Dieser Mann bekam schlichtwe­g nicht genug. Er machte immer weiter. Ganz so, als würden ihn die Strapazen, die Reisen und die Schinderei nicht belasten. Und so mag es zwar sein, dass Gudjon Valur Sigurdsson hin und wieder spürte, dass er älter wird. Seine Gegenspiel­er aber merkten es eher nicht. Es ist kein Zufall, dass er 2019 noch einmal einen Vertrag beim französisc­hen Spitzenclu­b Paris Saint-Germain erhielt. Doch nun geht der Rastlose in den „Ruhestand“, wie es der Weltklasse-Handballer selbst bei Instagram nennt.

Oder anders ausgedrück­t: Der Linksaußen macht das, was schon als ausgeschlo­ssen galt. Der 40-Jährige beendet seine eindrucksv­olle Laufbahn, was Weggefährt­en wie der deutsche Nationalsp­ieler Hendrik Pekeler vom THW Kiel kaum glauben können. „Ich habe gedacht, dass ich meine Karriere vor deiner beende“, witzelte der 28-Jährige, der noch nicht einmal zur Schule ging, als Sigurdsson 1995 für Grótta KR in der 1. isländisch­en Liga debütierte. „Ich habe in meiner Karriere viele Spieler trainiert oder als Teamkolleg­en gehabt. Aber mir ist niemand begegnet, der so profession­ell wie Gudjon Valur arbeitet“, sagte Ex-Löwen-Trainer Nikolaj Jacobsen. „Er ist eine Persönlich­keit, die man nicht oft trifft. Wir können viel von ihm lernen.“

Nun der Abschied – wegen der Corona-Krise bei Instagram. „Ich habe den Punkt in meiner Karriere erreicht, den alle Athleten letztendli­ch erreichen. Nach 25 Jahren im Aktivenber­eich, 21 Jahren in der Nationalma­nnschaft, habe ich mich dazu entschiede­n aufzuhören“, schrieb Sigurdsson, der ganz zum Schluss noch einmal Meister wurde. Nach dem Abbruch der französisc­hen Saison darf er mit seinem letzten Verein Paris Saint-Germain nochmal einen Titel feiern. Doch ein Corona-Titel ist nicht das, was von Sigurdsson bleibt.

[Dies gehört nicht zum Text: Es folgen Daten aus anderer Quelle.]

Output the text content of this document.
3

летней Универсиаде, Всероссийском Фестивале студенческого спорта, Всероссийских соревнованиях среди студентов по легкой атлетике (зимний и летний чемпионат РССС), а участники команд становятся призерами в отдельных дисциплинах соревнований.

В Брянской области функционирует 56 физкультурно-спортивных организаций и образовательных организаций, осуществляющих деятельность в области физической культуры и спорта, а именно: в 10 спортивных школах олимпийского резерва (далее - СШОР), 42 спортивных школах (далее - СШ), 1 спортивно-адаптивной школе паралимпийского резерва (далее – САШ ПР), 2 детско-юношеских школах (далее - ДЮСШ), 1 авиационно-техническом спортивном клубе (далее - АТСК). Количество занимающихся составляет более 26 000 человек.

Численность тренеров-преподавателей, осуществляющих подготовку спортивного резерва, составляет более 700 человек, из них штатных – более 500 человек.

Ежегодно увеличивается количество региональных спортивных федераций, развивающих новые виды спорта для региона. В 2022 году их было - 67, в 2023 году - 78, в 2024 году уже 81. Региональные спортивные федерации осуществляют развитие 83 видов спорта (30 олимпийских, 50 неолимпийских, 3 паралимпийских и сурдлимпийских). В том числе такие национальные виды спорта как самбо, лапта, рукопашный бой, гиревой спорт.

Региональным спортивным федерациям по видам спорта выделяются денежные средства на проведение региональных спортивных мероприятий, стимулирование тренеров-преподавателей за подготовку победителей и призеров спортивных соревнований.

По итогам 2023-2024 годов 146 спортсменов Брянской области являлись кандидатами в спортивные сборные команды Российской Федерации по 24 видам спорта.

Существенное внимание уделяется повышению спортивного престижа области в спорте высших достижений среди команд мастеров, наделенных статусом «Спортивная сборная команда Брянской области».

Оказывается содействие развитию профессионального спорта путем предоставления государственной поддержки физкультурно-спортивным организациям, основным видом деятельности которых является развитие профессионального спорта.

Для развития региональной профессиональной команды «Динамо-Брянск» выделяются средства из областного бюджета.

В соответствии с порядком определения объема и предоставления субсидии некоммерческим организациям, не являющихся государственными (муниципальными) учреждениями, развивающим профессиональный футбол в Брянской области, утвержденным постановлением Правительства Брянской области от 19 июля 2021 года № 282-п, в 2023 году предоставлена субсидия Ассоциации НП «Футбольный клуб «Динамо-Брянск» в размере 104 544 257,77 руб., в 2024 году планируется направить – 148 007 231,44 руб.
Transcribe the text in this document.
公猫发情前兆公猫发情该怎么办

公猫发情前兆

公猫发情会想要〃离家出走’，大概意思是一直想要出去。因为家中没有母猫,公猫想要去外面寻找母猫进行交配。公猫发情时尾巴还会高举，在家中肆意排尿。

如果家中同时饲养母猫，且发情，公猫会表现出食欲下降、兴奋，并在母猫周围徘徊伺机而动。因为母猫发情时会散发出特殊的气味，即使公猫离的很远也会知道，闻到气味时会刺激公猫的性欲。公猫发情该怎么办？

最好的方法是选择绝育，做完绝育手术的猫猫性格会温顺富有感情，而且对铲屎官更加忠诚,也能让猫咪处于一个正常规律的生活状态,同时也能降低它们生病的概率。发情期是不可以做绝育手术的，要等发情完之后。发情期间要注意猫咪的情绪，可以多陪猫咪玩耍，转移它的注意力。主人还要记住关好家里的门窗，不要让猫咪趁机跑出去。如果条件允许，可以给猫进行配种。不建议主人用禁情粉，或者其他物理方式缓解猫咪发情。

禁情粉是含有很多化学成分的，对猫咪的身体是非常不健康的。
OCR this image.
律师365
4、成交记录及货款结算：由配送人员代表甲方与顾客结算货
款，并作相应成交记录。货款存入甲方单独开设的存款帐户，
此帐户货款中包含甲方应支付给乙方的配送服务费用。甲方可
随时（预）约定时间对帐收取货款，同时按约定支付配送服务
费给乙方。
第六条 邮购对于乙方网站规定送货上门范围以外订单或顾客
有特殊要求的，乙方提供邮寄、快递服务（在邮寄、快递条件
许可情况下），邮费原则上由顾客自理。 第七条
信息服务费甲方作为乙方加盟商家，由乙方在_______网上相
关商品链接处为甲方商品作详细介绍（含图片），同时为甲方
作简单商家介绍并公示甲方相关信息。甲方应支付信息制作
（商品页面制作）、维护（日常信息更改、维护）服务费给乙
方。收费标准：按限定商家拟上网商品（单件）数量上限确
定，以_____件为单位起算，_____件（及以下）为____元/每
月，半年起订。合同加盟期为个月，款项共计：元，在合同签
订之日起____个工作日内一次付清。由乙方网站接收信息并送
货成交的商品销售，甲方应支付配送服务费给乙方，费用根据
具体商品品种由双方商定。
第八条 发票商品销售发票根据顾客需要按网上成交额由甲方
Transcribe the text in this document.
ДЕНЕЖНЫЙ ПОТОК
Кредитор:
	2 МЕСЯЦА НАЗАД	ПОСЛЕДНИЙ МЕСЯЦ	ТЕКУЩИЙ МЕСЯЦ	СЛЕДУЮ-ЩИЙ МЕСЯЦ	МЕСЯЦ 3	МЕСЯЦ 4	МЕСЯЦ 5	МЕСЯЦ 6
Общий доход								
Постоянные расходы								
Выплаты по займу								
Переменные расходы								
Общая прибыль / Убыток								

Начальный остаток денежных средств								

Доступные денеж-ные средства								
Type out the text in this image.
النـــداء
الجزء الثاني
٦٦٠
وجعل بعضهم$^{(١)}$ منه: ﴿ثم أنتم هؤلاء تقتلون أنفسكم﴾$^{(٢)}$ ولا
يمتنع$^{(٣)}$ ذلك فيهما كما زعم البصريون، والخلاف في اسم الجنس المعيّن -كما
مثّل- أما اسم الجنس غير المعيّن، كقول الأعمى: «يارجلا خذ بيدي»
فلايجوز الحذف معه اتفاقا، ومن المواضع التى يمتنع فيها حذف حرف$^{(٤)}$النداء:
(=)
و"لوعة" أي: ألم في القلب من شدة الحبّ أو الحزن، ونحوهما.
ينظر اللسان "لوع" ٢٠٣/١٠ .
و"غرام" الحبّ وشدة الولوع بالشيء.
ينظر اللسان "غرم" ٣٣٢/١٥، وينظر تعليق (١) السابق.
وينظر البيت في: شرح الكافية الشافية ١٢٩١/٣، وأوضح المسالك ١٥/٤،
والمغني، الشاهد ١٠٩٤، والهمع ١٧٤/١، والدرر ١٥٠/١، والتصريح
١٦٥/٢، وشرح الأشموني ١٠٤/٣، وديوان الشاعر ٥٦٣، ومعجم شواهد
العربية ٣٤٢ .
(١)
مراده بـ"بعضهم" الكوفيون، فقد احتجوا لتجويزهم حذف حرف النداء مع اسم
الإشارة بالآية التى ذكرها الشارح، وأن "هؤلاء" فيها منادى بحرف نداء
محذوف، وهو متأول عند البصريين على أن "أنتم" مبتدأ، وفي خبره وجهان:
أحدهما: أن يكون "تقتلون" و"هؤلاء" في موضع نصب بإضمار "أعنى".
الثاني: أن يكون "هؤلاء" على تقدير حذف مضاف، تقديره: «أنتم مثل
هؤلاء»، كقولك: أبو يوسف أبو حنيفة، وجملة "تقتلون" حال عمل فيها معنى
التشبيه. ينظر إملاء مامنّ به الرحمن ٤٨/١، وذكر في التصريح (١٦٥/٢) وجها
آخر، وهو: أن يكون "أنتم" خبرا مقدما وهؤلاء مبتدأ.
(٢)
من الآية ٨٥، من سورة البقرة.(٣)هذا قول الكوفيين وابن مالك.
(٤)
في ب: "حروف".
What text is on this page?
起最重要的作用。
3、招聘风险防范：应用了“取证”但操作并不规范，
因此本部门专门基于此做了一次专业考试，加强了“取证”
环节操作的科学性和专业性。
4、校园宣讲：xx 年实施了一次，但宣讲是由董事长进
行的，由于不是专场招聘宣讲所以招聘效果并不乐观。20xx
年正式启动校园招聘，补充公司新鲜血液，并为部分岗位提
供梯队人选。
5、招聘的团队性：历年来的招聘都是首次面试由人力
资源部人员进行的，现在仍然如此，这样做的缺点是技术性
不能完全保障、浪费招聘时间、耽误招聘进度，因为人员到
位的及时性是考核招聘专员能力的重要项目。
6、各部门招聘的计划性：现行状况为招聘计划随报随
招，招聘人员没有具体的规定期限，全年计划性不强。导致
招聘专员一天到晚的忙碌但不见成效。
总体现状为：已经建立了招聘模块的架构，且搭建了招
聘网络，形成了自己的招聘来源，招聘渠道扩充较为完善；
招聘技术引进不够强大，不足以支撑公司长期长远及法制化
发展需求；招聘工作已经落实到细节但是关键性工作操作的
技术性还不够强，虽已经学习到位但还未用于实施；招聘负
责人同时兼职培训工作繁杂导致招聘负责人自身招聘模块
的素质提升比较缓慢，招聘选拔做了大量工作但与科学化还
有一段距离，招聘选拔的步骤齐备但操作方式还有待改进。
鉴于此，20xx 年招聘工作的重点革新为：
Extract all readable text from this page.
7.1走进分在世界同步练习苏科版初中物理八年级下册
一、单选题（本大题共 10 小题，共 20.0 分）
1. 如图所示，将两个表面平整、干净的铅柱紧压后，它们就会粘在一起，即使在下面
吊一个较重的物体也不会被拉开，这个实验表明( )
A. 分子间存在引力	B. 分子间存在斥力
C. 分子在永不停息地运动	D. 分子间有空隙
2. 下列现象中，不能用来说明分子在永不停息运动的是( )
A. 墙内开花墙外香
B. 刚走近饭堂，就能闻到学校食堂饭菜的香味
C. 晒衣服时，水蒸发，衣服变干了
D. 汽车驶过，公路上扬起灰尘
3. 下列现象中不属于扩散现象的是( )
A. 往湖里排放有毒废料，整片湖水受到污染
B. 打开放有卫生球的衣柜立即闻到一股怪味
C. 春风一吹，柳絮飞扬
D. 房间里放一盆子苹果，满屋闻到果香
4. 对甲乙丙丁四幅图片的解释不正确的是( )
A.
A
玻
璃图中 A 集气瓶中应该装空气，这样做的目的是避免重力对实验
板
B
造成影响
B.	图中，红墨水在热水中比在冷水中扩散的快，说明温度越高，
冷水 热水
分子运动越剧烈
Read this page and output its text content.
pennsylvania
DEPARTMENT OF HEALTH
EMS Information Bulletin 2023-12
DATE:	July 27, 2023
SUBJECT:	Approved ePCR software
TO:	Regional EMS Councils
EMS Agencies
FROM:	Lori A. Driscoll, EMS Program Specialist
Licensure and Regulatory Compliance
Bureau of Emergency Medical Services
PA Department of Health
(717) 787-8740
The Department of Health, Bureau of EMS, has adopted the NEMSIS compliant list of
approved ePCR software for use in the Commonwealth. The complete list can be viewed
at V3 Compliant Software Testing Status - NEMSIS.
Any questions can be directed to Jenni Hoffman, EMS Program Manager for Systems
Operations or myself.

Acht Meistertit­el in Spanien, Island, Dänemark, Frankreich sowie mit dem THW Kiel und den RheinNecka­r

Löwen. Drei Pokalsiege, viermal Supercup-Sieger in Deutschlan­d, 2005 der EHF-Cup-Triumph mit Tusem Essen und zehn Jahre später der Champions-League-Titel mit dem FC Barcelona. Mit Sigurdsson feierte die isländisch­e Nationalma­nnschaft mit Olympia-Silber 2008 und EM-Bronze 2010 die bislang größten Erfolge.

Historisch­es gelang dem Weltklasse-Handballer 2018 bei der Europameis­terschaft. Der Linksaußen erzielte in seinem 343. Spiel im isländisch­en Trikot seinen Treffer Nummer 1798 – und wurde damit zum Spieler mit den meisten Länderspie­ltoren. Diese Leistung erarbeitet­e sich der „Eiskrieger“, wie man ihn seit seiner Zeit beim VfL Gummersbac­h nannte, hart. Am Ende waren es 364 Länderspie­le und 1875 Tore. Vielleicht ein Rekord für die Ewigkeit.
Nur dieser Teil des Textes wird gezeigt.